D'Enfert C, Diaquin M, Delit A, Wuscher N, Debeaupuis J P, Huerre M, Latge J P
Laboratoire des Aspergillus and Unité d'Histopathologie, Institut Pasteur, Paris, France.
Infect Immun. 1996 Oct;64(10):4401-5. doi: 10.1128/iai.64.10.4401-4405.1996.
Aspergillus fumigatus mutants that are deficient in the de novo UMP biosynthesis pathway because of a mutation in the pyrG gene encoding orotidine-5'-phosphate decarboxylase (and therefore auxotrophic for uridine or uracil) were evaluated in a murine model of invasive aspergillosis. These mutants were entirely nonpathogenic, and mutant conidia remained ungerminated in alveolar macrophages. Both the germination and virulence defects could be restored by supplementing the drinking water of the animals with uridine. DNA-mediated transformation of one of the pyrG mutants with the Aspergillus niger pyrG gene also restored virulence. These results suggest that uridine and uracil are limiting in the lung environment, thus preventing conidium germination and hence virulence of the pyrG mutants.
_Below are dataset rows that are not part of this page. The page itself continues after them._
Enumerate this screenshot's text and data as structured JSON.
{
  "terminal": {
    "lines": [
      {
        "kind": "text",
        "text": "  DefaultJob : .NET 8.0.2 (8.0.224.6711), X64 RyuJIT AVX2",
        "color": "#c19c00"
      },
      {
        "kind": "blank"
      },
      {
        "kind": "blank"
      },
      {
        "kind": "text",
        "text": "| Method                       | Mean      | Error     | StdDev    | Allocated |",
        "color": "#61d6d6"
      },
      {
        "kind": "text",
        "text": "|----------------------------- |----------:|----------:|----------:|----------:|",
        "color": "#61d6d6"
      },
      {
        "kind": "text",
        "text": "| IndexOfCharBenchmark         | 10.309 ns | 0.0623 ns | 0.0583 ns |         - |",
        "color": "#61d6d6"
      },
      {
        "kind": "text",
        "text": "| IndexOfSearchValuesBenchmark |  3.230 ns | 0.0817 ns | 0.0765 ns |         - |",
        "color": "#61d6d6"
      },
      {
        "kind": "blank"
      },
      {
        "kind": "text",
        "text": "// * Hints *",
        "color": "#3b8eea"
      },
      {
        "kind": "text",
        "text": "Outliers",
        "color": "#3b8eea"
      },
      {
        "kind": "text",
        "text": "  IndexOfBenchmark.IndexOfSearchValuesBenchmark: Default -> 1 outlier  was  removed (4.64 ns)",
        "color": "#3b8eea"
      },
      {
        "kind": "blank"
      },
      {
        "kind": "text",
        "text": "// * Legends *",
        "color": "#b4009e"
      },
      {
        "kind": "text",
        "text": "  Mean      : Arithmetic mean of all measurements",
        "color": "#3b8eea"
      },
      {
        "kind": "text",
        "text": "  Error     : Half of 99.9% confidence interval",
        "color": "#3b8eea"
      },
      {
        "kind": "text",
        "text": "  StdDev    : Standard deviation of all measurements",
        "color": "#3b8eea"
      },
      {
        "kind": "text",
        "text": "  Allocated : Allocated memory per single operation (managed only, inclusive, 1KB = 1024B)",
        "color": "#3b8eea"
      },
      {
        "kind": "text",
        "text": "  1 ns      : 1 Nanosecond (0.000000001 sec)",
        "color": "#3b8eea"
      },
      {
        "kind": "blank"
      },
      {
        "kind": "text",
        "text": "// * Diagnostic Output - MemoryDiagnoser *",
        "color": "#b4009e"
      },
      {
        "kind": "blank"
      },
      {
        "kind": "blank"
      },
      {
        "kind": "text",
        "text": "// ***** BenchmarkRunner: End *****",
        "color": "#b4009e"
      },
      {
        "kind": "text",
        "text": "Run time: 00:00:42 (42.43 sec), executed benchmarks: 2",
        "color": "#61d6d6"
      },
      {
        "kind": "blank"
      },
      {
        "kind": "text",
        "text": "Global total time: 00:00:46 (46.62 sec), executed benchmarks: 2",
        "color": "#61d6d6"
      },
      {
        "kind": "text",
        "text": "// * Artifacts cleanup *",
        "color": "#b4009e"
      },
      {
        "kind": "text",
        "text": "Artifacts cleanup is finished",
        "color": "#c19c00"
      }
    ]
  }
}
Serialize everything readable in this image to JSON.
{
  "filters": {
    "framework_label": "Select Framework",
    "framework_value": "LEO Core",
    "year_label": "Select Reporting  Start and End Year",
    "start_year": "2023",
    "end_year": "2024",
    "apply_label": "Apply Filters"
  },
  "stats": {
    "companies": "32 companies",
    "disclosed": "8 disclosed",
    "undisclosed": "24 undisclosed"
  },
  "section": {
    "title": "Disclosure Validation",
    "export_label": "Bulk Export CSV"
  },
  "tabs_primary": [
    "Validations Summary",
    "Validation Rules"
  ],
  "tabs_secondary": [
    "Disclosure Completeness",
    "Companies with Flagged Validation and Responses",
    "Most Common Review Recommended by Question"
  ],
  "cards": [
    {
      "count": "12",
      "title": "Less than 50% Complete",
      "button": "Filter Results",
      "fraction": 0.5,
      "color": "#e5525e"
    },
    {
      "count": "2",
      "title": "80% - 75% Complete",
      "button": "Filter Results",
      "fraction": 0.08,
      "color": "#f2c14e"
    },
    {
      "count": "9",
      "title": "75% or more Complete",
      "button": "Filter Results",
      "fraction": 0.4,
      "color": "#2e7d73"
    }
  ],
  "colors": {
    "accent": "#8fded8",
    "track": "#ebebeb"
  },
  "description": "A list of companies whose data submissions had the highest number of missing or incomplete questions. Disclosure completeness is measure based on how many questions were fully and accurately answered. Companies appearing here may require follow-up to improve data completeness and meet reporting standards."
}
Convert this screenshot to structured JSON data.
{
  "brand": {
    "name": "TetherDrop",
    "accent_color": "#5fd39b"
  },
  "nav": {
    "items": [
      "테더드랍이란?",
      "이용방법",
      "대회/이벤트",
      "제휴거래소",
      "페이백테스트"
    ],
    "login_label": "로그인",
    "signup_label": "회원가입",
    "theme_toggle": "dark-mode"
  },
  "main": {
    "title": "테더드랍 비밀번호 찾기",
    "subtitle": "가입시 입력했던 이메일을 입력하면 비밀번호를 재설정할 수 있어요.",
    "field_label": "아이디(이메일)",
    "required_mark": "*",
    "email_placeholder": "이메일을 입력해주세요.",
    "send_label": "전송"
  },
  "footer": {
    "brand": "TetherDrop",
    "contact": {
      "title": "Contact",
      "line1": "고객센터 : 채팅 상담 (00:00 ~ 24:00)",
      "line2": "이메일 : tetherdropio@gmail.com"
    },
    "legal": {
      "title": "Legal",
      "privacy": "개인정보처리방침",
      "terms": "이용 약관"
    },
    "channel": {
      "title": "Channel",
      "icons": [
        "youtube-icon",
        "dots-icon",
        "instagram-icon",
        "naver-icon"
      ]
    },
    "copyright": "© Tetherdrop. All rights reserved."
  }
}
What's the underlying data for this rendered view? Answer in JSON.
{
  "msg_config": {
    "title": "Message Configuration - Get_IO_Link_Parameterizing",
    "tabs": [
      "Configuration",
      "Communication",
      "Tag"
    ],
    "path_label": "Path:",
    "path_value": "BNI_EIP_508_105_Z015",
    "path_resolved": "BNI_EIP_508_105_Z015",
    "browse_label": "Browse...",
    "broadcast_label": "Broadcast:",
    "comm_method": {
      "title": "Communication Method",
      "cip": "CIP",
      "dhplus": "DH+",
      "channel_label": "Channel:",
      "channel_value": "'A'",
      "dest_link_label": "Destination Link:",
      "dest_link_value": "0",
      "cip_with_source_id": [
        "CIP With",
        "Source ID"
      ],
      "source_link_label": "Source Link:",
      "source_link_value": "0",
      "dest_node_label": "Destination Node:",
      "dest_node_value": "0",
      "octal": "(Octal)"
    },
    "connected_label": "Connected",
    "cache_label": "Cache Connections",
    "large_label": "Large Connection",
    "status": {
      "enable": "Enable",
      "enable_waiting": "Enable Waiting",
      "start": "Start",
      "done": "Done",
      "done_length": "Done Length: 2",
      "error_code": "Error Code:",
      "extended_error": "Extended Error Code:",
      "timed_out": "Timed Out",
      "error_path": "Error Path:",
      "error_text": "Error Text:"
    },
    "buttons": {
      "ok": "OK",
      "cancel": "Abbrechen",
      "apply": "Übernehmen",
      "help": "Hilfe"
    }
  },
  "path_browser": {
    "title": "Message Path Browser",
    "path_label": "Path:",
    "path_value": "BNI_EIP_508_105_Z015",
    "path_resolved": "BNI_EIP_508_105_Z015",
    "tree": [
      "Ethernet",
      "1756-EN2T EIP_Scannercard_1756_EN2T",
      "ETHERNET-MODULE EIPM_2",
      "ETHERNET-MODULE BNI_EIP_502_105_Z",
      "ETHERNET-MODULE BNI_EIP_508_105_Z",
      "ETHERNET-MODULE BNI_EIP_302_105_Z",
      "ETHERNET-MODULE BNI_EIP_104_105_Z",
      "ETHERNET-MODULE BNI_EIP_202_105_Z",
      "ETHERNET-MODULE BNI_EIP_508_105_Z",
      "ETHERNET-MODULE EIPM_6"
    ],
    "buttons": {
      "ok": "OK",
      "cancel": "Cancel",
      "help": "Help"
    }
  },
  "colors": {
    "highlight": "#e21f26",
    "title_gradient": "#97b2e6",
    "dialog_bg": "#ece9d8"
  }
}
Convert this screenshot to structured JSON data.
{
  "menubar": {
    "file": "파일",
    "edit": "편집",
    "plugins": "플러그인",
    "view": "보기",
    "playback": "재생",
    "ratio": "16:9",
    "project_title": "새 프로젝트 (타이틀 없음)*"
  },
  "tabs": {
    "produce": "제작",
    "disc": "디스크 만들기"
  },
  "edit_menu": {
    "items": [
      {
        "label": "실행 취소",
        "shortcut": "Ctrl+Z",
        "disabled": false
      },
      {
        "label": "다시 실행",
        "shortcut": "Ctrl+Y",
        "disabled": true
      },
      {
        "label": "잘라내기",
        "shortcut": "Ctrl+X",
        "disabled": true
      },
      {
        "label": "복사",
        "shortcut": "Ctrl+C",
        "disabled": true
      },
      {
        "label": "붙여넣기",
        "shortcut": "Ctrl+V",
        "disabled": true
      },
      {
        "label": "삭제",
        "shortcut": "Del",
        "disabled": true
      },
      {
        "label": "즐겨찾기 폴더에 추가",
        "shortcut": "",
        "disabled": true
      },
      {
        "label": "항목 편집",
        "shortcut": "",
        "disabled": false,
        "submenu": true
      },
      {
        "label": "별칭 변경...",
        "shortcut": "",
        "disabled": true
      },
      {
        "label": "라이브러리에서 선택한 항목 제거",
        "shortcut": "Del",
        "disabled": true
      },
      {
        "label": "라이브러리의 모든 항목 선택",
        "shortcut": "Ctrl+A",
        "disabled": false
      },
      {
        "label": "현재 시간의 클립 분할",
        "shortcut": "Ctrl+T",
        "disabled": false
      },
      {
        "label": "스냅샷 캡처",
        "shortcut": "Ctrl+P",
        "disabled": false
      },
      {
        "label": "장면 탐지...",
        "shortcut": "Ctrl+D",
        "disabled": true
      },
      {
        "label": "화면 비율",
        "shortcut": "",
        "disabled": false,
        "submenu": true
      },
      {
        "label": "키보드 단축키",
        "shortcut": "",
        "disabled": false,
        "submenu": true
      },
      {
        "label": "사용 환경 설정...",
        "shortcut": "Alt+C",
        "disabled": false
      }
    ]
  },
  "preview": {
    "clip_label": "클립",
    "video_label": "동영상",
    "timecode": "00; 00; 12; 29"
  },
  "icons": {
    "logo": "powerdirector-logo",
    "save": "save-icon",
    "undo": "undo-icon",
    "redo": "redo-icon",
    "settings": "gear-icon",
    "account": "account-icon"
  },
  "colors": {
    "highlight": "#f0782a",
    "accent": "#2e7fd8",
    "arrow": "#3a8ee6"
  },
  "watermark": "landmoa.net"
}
由于编码乳清苷 -5'-磷酸脱羧酶的pyrG基因突变而导致从头UMP生物合成途径缺陷的烟曲霉突变体(因此对尿苷或尿嘧啶营养缺陷),在侵袭性曲霉病的小鼠模型中进行了评估。这些突变体完全无致病性,并且突变体分生孢子在肺泡巨噬细胞中仍未萌发。通过在动物饮水中补充尿苷,可以恢复萌发和毒力缺陷。用黑曲霉pyrG基因对其中一个pyrG突变体进行DNA介导的转化也恢复了毒力。这些结果表明,尿苷和尿嘧啶在肺环境中是有限的,从而阻止了分生孢子的萌发,进而阻止了pyrG突变体的毒力。